We see the plethora of bicycles coming and going from the Ford Dagenham factory, pedalled by the workers there who could not afford a car. With the inimitable Bob Hoskins taking a lead role with Sally Hawkins and an excellent supporting cast including Miranda Richardson as Barbara Castle, MADE IN DAGENHAM is an unsentimental look at the way of life effectively destroyed by Margaret Thatcher and the Tories before Tony Blair, selling out the Labour Party's socialist ideals in order to take power, buried it forever.
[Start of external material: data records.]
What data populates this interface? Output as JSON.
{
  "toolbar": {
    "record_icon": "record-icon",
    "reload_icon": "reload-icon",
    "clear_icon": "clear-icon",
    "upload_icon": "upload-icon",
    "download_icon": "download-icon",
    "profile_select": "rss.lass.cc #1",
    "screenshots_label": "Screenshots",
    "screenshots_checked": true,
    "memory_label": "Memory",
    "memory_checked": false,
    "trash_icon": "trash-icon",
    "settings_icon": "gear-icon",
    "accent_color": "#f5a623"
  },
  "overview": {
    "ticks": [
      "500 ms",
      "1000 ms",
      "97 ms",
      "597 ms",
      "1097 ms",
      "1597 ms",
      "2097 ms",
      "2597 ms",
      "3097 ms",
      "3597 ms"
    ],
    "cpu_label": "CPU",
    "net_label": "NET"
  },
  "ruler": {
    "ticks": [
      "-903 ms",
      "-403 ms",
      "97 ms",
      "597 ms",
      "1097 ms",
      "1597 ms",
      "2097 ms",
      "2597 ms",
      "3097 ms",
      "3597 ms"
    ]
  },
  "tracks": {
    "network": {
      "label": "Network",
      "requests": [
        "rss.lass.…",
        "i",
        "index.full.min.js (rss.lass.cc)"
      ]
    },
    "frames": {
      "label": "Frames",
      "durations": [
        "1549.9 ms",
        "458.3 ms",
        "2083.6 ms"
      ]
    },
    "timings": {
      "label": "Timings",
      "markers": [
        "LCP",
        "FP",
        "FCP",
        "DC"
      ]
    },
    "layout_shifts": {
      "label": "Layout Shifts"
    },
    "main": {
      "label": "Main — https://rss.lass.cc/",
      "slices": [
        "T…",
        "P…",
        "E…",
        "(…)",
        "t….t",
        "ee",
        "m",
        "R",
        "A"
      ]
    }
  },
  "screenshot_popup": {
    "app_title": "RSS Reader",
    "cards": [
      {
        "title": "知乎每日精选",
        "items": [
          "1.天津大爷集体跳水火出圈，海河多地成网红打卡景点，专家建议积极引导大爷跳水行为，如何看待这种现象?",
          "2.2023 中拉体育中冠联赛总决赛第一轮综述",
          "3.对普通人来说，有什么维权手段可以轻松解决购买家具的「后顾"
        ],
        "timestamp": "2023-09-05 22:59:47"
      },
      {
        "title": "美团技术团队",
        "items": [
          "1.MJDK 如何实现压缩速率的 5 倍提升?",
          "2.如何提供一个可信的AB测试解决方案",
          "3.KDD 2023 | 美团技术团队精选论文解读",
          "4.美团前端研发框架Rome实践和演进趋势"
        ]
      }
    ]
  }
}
The mode is resurrected some in Mike Leigh's most recent masterwork, ANOTHER YEAR, his film of middle Britain's no-exit misery, with the best-we-can-hope-for almost cartoon "happy marriage" of Tom and Gerri, sunk into their soggy allotment, and with their goody-goody son and his sudsy-extrovert occupational therapist girlfriend, balanced against denial, dysfunction, disappointment, despair and death, with a stunning performance by Lesley Manville as Mary, in the throes of her lonely, sad, and drunken descent, and by all of the Leigh ensemble. ANOTHER YEAR is a kind of British response to Eric Rohmer's Parisian up-beat joie de vivre if you will, a take, as Leigh has said on "how to give love and affection" without going over-the-top, which is to say, stiff-upper-lip, have a chat, and drink your tea.
MADE IN DAGENHAM is, despite its one Dickensian death, an attempt at a feel-good well-paced feminist movie which pulls no punches in its Retro look at UK life during the time when most Americans regarded Britain only through the superficial lens of "swinging London" and music for export and Carnaby Street fashion hype.